9/1/2015 62 NCHRP 20‐59 (30) Instructor's Guide The Incident Command System can support a variety of transportation activities, not only catastrophic events. ICS allows the Incident Commander to activate the elements of ICS that will best support the resolution of the problem in the community, and to activate only the number of people needed to manage the event to resolution. ICS can be used for emergencies like wildland fires, but it can also be used for smaller problems like roadway hazards. In Tennessee a truckload of potatoes was spilled on the roadway. Rather than wait for a team of convicts to be brought to the scene to clear the hazard by hand, the Department of Transportation quickly put ICS in place, set the objective of opening the road within 30 minutes, and used a grader to push the potatoes into a ditch where they could be retrieved later without tying up traffic. This same ICS system allowed the New Jersey State Patrol and New Jersey DOT to quickly create contraflow on the Atlantic City Expressway to evacuate seashore residents ahead of Hurricane Sandy. ICS can be used for parades, sporting events and other planned activities that will negatively impact traffic flow. Using ICS for planned events helps to familiarize transportation personnel with many aspects of ICS, such as using the terminology, and seeing how the functions collaborate.

9/1/2015 63 NCHRP 20‐59 (30) Instructor's Guide Sometimes State Transportation Agencies have planned events that are run using ICS, where the Incident Commander is a State Transportation Agency senior staff member, and all ICS positions are filled by State Transportation Agency staff. For example, SWARM 1&2 were scheduled maintenance projects in California Department of Transportation (Caltrans) District 7. Over 300 Caltrans personnel spent six hours on November 4, 2012 from 6 am through noon and again in February 2013 from 6 am through noon completing needed maintenance and repairs on closed portions of 101 and I‐110 in Los Angeles. Caltrans was the Incident Commander, organizing its work, coordinating with the California Highway Patrol to close sections of the freeways, and with local police departments to close the on ramps from city streets and manage traffic impacts on city streets.

9/1/2015 64 NCHRP 20‐59 (30) Instructor's Guide Emergency response can be organized in many ways, but the Incident Command System is designed specifically to ensure that all personnel are safe, that there is continuous accountability for personnel in the field, and that the organization gets the maximum reimbursement for its disaster‐related costs. The Safety Officer and the Planning/Intelligence Section Chief ensure the overall safety of the personnel at the event. The Safety Officer is concerned with the proper use of equipment and the use of appropriate personal protective equipment by responders. The Planning/Intelligence Section Chief maintains information on the location of every person at the event for personnel accountability. He accomplishes this through the check‐in/check‐out function, and through demobilization at the end of an event. All the sections cooperate with the Finance/Administration Section Chief to ensure that supplies are ordered properly, expenses are accounted for and receipts are safeguarded. They also collaborate to document the work of the response to ensure that expenses are tied to appropriate damage, rescues and other field work.

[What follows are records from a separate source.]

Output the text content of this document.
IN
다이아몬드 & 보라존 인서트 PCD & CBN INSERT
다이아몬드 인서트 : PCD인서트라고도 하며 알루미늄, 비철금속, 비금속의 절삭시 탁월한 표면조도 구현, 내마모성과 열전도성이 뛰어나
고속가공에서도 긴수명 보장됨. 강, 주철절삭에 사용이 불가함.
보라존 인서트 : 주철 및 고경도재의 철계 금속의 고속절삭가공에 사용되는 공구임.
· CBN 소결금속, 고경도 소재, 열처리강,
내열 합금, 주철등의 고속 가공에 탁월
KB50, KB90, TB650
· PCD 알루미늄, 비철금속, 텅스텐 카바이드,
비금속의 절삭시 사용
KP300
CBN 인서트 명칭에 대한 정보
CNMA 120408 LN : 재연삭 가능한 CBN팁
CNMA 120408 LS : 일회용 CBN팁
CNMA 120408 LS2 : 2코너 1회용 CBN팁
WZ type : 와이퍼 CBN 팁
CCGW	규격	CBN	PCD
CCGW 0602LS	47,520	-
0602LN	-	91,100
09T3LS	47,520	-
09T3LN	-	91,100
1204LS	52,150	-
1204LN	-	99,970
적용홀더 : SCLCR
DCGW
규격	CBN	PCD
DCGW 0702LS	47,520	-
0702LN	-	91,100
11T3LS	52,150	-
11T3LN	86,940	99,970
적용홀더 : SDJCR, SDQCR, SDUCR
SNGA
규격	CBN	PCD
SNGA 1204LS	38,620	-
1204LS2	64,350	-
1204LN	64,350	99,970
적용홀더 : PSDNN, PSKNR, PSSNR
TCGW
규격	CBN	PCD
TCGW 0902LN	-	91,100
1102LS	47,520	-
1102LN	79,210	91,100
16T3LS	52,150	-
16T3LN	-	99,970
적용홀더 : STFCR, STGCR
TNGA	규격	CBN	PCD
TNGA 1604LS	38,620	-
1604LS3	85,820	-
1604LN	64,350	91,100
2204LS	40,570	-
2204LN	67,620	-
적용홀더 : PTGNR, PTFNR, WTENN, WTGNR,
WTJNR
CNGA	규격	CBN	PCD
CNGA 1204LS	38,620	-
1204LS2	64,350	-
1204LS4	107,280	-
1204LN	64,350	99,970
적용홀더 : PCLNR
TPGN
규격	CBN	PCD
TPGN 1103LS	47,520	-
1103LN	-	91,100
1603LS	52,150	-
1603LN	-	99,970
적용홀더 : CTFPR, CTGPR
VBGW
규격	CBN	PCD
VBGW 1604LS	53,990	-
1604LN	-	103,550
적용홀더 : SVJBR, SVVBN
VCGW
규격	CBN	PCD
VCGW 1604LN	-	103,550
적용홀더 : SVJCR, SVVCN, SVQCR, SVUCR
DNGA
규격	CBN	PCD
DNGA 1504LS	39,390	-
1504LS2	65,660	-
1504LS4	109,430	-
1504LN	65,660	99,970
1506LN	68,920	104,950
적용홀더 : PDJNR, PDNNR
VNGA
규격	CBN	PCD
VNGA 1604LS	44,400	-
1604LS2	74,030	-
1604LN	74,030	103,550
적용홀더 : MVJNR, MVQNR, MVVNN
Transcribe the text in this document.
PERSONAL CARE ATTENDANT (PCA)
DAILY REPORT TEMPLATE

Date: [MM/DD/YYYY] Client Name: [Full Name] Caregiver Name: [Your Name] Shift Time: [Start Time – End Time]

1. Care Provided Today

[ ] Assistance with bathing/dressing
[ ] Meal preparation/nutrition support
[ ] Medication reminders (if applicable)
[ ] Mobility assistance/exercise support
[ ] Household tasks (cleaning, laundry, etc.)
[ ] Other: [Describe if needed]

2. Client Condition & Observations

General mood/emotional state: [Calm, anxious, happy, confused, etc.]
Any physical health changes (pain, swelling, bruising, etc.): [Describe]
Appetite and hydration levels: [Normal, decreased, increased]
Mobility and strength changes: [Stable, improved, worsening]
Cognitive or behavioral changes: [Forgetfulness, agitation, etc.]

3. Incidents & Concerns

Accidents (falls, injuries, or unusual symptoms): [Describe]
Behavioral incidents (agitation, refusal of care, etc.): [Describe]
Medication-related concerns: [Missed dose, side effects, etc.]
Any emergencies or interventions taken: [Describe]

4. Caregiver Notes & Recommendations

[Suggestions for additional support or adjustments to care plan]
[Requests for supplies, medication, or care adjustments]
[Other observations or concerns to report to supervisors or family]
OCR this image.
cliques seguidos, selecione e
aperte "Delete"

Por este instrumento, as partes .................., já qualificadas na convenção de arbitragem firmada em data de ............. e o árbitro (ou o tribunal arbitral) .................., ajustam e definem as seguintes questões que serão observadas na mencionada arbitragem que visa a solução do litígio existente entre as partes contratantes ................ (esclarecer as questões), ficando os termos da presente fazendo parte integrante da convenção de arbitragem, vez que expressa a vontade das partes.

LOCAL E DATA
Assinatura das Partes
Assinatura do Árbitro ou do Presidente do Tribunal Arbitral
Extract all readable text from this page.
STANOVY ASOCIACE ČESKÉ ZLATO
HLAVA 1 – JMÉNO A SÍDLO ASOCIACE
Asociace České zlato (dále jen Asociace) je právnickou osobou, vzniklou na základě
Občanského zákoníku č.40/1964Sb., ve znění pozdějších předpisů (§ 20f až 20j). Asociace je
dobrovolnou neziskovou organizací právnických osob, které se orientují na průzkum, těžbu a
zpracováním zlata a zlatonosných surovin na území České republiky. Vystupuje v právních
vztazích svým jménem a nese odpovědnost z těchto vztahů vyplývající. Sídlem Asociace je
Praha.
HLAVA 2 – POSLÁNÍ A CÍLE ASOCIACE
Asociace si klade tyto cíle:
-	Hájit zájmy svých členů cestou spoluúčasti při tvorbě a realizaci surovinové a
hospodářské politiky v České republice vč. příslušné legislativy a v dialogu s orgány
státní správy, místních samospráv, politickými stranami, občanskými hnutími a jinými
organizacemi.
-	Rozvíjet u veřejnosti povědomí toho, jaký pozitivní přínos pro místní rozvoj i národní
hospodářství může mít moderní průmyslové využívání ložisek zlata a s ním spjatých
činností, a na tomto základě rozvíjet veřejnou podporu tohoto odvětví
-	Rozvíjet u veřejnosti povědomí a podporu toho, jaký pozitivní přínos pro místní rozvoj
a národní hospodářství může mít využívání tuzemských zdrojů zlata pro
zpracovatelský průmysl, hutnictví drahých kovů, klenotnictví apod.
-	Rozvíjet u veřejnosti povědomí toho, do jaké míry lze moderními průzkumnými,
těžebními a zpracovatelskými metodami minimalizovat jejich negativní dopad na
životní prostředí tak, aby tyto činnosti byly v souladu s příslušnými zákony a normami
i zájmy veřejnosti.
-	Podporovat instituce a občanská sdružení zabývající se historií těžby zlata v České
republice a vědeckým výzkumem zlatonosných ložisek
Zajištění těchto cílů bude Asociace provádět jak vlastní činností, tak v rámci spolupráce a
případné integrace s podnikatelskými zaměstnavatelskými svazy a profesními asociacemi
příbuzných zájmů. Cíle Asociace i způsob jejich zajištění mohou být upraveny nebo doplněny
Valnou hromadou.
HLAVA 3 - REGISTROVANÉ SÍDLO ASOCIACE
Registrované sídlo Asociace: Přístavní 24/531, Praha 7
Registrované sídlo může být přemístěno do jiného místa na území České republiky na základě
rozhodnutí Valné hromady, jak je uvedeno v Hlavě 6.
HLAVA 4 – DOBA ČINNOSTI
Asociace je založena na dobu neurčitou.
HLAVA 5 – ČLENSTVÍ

9/1/2015 65 NCHRP 20‐59 (30) Instructor's Guide ICS has three key purposes: safety, personnel accountability and cost reimbursement. Safety begins with the Check‐in process. When a person is assigned to an event he begins by checking in with the Planning/Intelligence (P/I) Section Chief at the Command Post. The P/I Chief creates a “T” card for each person or work unit with their personal information, duty assignment and communication contact information. It is through check‐in that responders get counted for food, sleeping space and other personal support at the incident. Most important, it is through Check‐in that the Incident Commander knows where his subordinates are at all times to ensure that they receive all safety messages and information about an evolving situation. After checking in with the P/I Chief at the Incident Command Post the person may be assigned to a division or group, and he will check‐in again with that supervisor and join the field activity. Sometimes after check‐in a person or work unit will be assigned to staging. Staging is a location where people and equipment wait for an assignment. The person signs in with the staging manager, and waits in the staging area until he is assigned to a field group or division, often at the next shift change. Sometimes the person may be assigned to a base or camp to rest or eat while awaiting an assignment. Once the person is assigned to a field task he checks out with the staging manager, or base or camp manager, and checks in with the field supervisor. In this way there is continuous tracking of each person working at the event. This ensures that he is counted for meals and beds, but more importantly, he is notified if the situation changes and he needs to move to a safer location. As the person completes one assignment and moves to the next he checks out with the supervisor he is leaving , and checks in with the P/I Chief to get his new assignment. In this way he keeps his location and supervisor information up to date.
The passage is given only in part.